Now the function <math>t \mapsto 1+t - e^t</math> is unimodal, with maximum value zero. Locally around zero, it looks like <math>-t^2/2</math>, which is why we are able to perform Laplace's method. In order to extend Laplace's method to higher orders, we perform another change of variables by <math>1+t-e^t = -\tau^2/2</math>. This equation cannot be solved in closed form, but it can be solved by serial expansion, which gives us <math>t = \tau - \tau^2/6 + \tau^3/36 + a_4 \tau^4 + O(\tau^5) </math>. Now plug back to the equation to obtain<math display="block">x^{-x}e^x\Gamma(x) = \int_\R e^{-x\tau^2/2}(1-\tau/3 + \tau^2/12 + 4a_4 \tau^3 + O(\tau^4)) d\tau = \sqrt{2\pi}(x^{-1/2} + x^{-3/2}/12) + O(x^{-5/2})</math>notice how we don't need to actually find <math>a_4</math>, since it is cancelled out by the integral. Higher orders can be achieved by computing more terms in <math>t = \tau + \cdots</math>, which can be obtained programmatically.{{NoteTag|note=For example, a program in Mathematica: <syntaxhighlight lang="mathematica">
series = tau - tau^2/6 + tau^3/36 + tau^4*a + tau^5*b;
(*pick the right a,b to make the series equal 0 at higher orders*)
Series[tau^2/2 + 1 + t - Exp[t] /. t -> series, {tau, 0, 8}]

(*now do the integral*)
integral = Integrate[Exp[-x*tau^2/2] * D[series /. a -> 0 /. b -> 0, tau], {tau, -Infinity, Infinity}];
Simplify[integral/Sqrt[2*Pi]*Sqrt[x]]

</syntaxhighlight>|name=mathematica-program|content=content|text=text}}

Thus we get Stirling's formula to two orders:<math display="block"> n! = \sqrt{2\pi n}\left(\frac{n}{e}\right)^n \left(1 + \frac{1}{12 n}+O\left(\frac{1}{n^2}\right) \right).
</math>

=== Complex-analytic version ===
A complex-analysis version of this method{{r|flajolet-sedgewick}} is to consider <math>\frac{1}{n!}</math> as a [[Taylor series|Taylor coefficient]] of the exponential function <math>e^z = \sum_{n=0}^\infty \frac{z^n}{n!}</math>, computed by [[Cauchy's integral formula]] as
<math display="block">\frac{1}{n!} = \frac{1}{2\pi i} \oint\limits_{|z|=r} \frac{e^z}{z^{n+1}} \, \mathrm dz. </math>

This line integral can then be approximated using the [[Method of steepest descent|saddle-point method]] with an appropriate choice of contour radius <math>r = r_n</math>. The dominant portion of the integral near the saddle point is then approximated by a real integral and Laplace's method, while the remaining portion of the integral can be bounded above to give an error term.

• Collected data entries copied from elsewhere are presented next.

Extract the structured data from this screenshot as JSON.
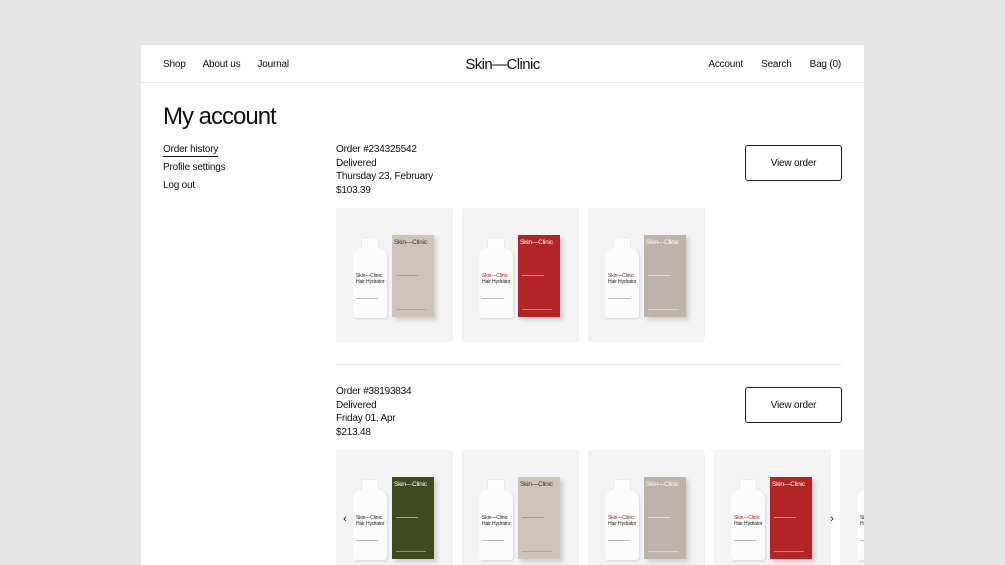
{
  "header": {
    "logo": "Skin—Clinic",
    "nav_left": [
      "Shop",
      "About us",
      "Journal"
    ],
    "nav_right": [
      "Account",
      "Search",
      "Bag (0)"
    ]
  },
  "page_title": "My account",
  "side_menu": [
    "Order history",
    "Profile settings",
    "Log out"
  ],
  "view_order_label": "View order",
  "orders": [
    {
      "number": "Order #234325542",
      "status": "Delivered",
      "date": "Thursday 23, February",
      "total": "$103.39",
      "products": [
        {
          "box_color": "beige",
          "brand": "Skin—Clinic",
          "bottle_label": "Skin—Clinic",
          "bottle_sub": "Hair Hydrator"
        },
        {
          "box_color": "red",
          "brand": "Skin—Clinic",
          "bottle_label": "Skin—Clinic",
          "bottle_sub": "Hair Hydrator"
        },
        {
          "box_color": "taupe",
          "brand": "Skin—Clinic",
          "bottle_label": "Skin—Clinic",
          "bottle_sub": "Hair Hydrator"
        }
      ]
    },
    {
      "number": "Order #38193834",
      "status": "Delivered",
      "date": "Friday 01, Apr",
      "total": "$213.48",
      "products": [
        {
          "box_color": "green",
          "brand": "Skin—Clinic",
          "bottle_label": "Skin—Clinic",
          "bottle_sub": "Hair Hydrator"
        },
        {
          "box_color": "beige",
          "brand": "Skin—Clinic",
          "bottle_label": "Skin—Clinic",
          "bottle_sub": "Hair Hydrator"
        },
        {
          "box_color": "taupe",
          "brand": "Skin—Clinic",
          "bottle_label": "Skin—Clinic",
          "bottle_sub": "Hair Hydrator"
        },
        {
          "box_color": "red",
          "brand": "Skin—Clinic",
          "bottle_label": "Skin—Clinic",
          "bottle_sub": "Hair Hydrator"
        },
        {
          "box_color": "beige",
          "brand": "Skin—Clinic",
          "bottle_label": "Skin—Clinic",
          "bottle_sub": "Hair Hydrator"
        }
      ]
    }
  ],
  "carousel": {
    "prev_icon": "chevron-left-icon",
    "next_icon": "chevron-right-icon",
    "prev": "‹",
    "next": "›"
  },
  "colors": {
    "red_box": "#b22426",
    "green_box": "#3f4a1f",
    "beige_box": "#cdc5b8",
    "taupe_box": "#bcb4aa",
    "background": "#e6e6e6"
  }
}
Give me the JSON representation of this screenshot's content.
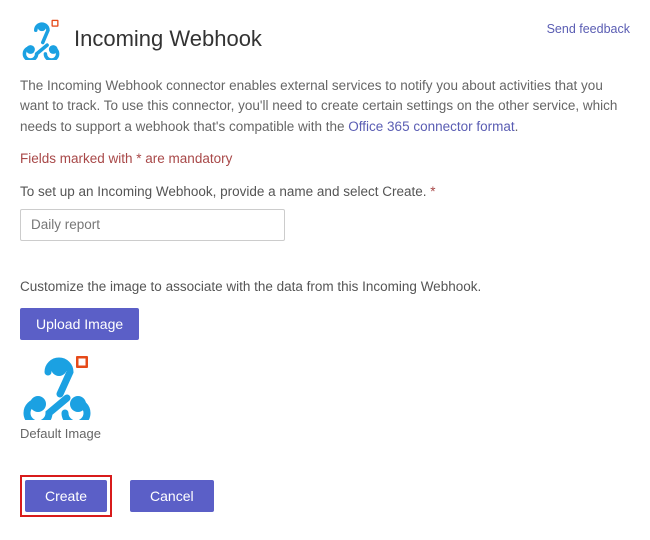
{
  "header": {
    "title": "Incoming Webhook",
    "feedback_link": "Send feedback"
  },
  "description": {
    "text_before_link": "The Incoming Webhook connector enables external services to notify you about activities that you want to track. To use this connector, you'll need to create certain settings on the other service, which needs to support a webhook that's compatible with the ",
    "link_text": "Office 365 connector format",
    "text_after_link": "."
  },
  "mandatory_note": "Fields marked with * are mandatory",
  "name_field": {
    "label": "To set up an Incoming Webhook, provide a name and select Create. ",
    "required_marker": "*",
    "value": "Daily report"
  },
  "image_section": {
    "customize_label": "Customize the image to associate with the data from this Incoming Webhook.",
    "upload_button": "Upload Image",
    "default_caption": "Default Image"
  },
  "actions": {
    "create": "Create",
    "cancel": "Cancel"
  },
  "icons": {
    "webhook": "webhook-icon"
  },
  "colors": {
    "accent": "#5b5fc7",
    "link": "#5a5db3",
    "warning": "#a84848",
    "highlight": "#d81b1b",
    "icon_blue": "#1ba1e2",
    "icon_orange": "#e64a19"
  }
}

=== Using the Central Limit Theorem and the Poisson distribution ===
An alternative version uses the fact that the [[Poisson distribution]] converges to a [[normal distribution]] by the [[Central limit theorem|Central Limit Theorem]].<ref>{{Cite book |last=MacKay |first=David J. C. |title=Information theory, inference, and learning algorithms |date=2019 |publisher=Cambridge University Press |isbn=978-0-521-64298-9 |edition=22nd printing |location=Cambridge}}</ref>

Since the Poisson distribution with parameter <math>\lambda</math> converges to a normal distribution with mean <math>\lambda</math> and variance <math>\lambda</math>, their [[Probability density function|density functions]] will be approximately the same:

<math>\frac{\exp(-\mu)\mu^x}{x!}\approx \frac{1}{\sqrt{2\pi\mu}}\exp(-\frac{1}{2}(\frac{x-\mu}{\sqrt{\mu}}))</math>

Evaluating this expression at the mean, at which the approximation is particularly accurate, simplifies this expression to:

<math>\frac{\exp(-\mu)\mu^\mu}{\mu!}\approx \frac{1}{\sqrt{2\pi\mu}}</math>

Taking logs then results in:

<math>-\mu+\mu\ln\mu-\ln\mu!\approx -\frac{1}{2}\ln 2\pi\mu</math>

which can easily be rearranged to give:

<math>\ln\mu!\approx  \mu\ln\mu - \mu + \frac{1}{2}\ln 2\pi\mu</math>

Evaluating at <math>\mu=n</math> gives the usual, more precise form of Stirling's approximation.